Helden aus der Marketing-Küche
Die Alten hatten Odysseus, Siegfried oder König Artus. Das Fernsehen gab der Moderne John Wayne, James Bond - und Clint Eastwood für diejenigen, die tragische Helden überzeugender finden als strahlende. Der Sport schuf Gestalten wie Boris Becker oder Michael Jordan, sogar eine wie Franz Beckenbauer. Ach ja, und dann war da noch der Marlboro-Mann.
Nur doof, dass es bei herkömmlichen Helden fast immer um Kampf geht, Männlichkeit und Selbstentäußerung. Das passt nicht mehr so richtig in unsere post-ironische Zeit. Köche sind da doch viel lustigere Objekte der Verehrung. Sie lehren uns Friedliches: Unseren Sinnen zu vertrauen und Geschmack vor Oberfläche zu setzen. Wenn schon Heldenverehrung, wie wäre es mit Paul Bocuse, Alain Ducasse oder Ferran Adria Acosta? Wenn es sein muss, auch Alfred Biolek, der für den Standard in Muttis Küche mehr getan hat, als irgendwer sonst.
Held aller Helden ist Jamie Oliver. Er betreibt in London und Amsterdam unter dem Namen "Fifteen" zwei angesagte Restaurants, was an sich noch nichts Besonderes wäre. Aber er verwendet die 400 000 Pfund, die die Läden im Jahr abwerfen, für wohltätige Zwecke. Er nutzt seine Küche, um Jugendlichen aus Problemvierteln das Kochen beizubringen. Er engagiert sich, um das Mittagessen an Englands öffentlichen Schulen zu verbessern, damit die kleinen Briten lernen, dass man mit der Zunge mehr anfangen kann, als sie Lehrern rauszustrecken.
Das alles kann sich "Saint Jamie", wie ihn die britische Presse nennt, nur leisten, weil er schon seit sechs Jahren Werbeträger für die britische Supermarkt-Kette Sainsbury ist. Und genau hier wird die Sache interessant.
Werber haben schon bessere Zeiten gesehen. Der technische Fortschritt ist ihre Nemesis: Digitale Rekorder erlauben es TV-Zuschauern, jegliche Werbung auszublenden und eine ganze Branche fragt sich nun, wie das Marketing künftig noch an den Mann zu kriegen ist. Das geht nur, wenn Kommunikation künftig so wertvoll, nützlich oder unterhaltsam ist, dass die Leute sich ihr freiwillig aussetzen.
Jamie Oliver scheint das hinzukriegen mit einer Mischung aus Unterhaltung, sozialem Engagement, Verspieltheit und Glaubwürdigkeit. Seine Versuche, den Briten gesundes Essen nahe zu bringen sind authentisch, nicht nur, weil er eigenes Geld dafür ausgibt. "Mein Job ist es, für die Kantinenchefin in der Schule zu sprechen und für die Eltern, nicht irgendwem in den Hintern zu kriechen", sagt Jamie, der schon mal einen Termin mit Bill Clinton abgelehnt hat.

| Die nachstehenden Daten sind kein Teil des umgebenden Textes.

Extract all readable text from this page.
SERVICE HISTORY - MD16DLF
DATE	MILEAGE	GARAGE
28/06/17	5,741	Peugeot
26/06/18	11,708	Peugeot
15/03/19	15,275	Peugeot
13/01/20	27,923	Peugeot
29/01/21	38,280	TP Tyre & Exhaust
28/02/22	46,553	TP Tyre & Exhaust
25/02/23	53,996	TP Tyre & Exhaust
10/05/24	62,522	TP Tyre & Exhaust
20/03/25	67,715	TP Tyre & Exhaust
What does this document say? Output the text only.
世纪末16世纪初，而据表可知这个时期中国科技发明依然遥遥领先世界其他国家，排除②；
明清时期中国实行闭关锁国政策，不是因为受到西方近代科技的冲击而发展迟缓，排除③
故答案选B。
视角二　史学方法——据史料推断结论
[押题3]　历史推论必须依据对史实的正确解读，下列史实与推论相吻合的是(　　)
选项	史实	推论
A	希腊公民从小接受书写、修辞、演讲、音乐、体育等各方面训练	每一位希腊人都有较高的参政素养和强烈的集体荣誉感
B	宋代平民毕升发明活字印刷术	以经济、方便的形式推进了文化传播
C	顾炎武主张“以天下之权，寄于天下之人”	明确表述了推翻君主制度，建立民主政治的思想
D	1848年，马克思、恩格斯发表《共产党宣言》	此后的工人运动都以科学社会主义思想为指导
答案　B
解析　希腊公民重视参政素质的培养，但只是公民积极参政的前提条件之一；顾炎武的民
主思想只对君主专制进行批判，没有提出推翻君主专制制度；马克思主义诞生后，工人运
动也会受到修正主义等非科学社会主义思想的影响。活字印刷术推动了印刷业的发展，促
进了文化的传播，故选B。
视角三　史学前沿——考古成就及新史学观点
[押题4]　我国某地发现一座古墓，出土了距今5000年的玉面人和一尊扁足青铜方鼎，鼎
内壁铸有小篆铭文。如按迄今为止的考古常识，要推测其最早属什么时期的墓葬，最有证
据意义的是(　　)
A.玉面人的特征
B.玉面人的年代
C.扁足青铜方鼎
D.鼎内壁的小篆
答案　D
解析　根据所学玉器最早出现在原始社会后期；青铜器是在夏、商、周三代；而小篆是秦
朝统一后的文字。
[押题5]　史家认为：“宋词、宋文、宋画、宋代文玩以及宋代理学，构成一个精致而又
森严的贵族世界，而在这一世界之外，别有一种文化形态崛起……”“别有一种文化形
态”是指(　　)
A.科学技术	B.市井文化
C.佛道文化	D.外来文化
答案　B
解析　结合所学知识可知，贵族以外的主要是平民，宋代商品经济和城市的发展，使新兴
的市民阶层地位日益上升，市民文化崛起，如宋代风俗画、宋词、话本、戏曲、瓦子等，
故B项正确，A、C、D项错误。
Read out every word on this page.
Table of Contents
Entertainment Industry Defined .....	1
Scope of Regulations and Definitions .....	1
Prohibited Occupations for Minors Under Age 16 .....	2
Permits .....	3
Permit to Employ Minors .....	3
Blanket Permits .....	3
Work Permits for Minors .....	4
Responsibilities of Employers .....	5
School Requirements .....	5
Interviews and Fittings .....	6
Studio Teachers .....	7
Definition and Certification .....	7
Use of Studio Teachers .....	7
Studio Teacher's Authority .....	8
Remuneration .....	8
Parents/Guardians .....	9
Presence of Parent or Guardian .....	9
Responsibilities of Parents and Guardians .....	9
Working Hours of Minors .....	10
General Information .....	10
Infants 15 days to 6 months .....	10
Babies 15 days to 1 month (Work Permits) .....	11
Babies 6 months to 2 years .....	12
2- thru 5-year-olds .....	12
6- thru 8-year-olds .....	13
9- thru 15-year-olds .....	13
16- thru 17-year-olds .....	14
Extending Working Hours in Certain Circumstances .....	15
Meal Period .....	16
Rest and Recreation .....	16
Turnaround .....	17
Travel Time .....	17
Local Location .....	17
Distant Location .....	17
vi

Der Vertrag mit Sainsbury bestand längst, als Oliver anfing, aus seiner Küche Bücher und aus der Jugendarbeit TV-Sendungen zu machen. Der Agentur musste nur noch einfallen, dass der Koch den Leuten empfiehlt, mal was Neues auszuprobieren - schließlich hat Sainsbury 30 000 Produkte auf Lager, während der Verbraucher im Schnitt immer dieselben 120 kauft. Wenn Oliver jeden Kunden überzeugt, nur ein weiteres auf den Einkaufszettel zu nehmen, entsteht für den Sponsor gewaltiges Wachstum.
Jamies Botschaft an die Werber ist mehrdeutig: 1. Die TV-Spots der Zukunft können nur funktionieren, wenn sie für den Empfänger gemacht werden und nicht für den Auftraggeber. Wenn das Publikum nicht Spaß, Unterhaltung oder Lebenshilfe in ihnen findet, gehen sie unter. 2. Promi-Werbung funktioniert. Aber nur das Gesicht eines Schauspielers vor eine Kamera zu halten, ist zu wenig. Menschen wollen richtige Menschen und echten Text, keine Kunstfiguren und auswendig gelernte Sprüche. 3. Glaubwürdigkeit ist das Salz in der Suppe, Oliver empfiehlt längst nicht alles, was Sainsbury im Regal hat.
4. Wer, außer Köchen, eignet sich noch für ähnliche Kooperations-Orgien aus Büchern, TV-Produktionen und Werbung? Mit dem Marlboro-Mann ist kein Staat mehr zu machen. Mit den Beckenbauers dieser Werbewelt noch weniger.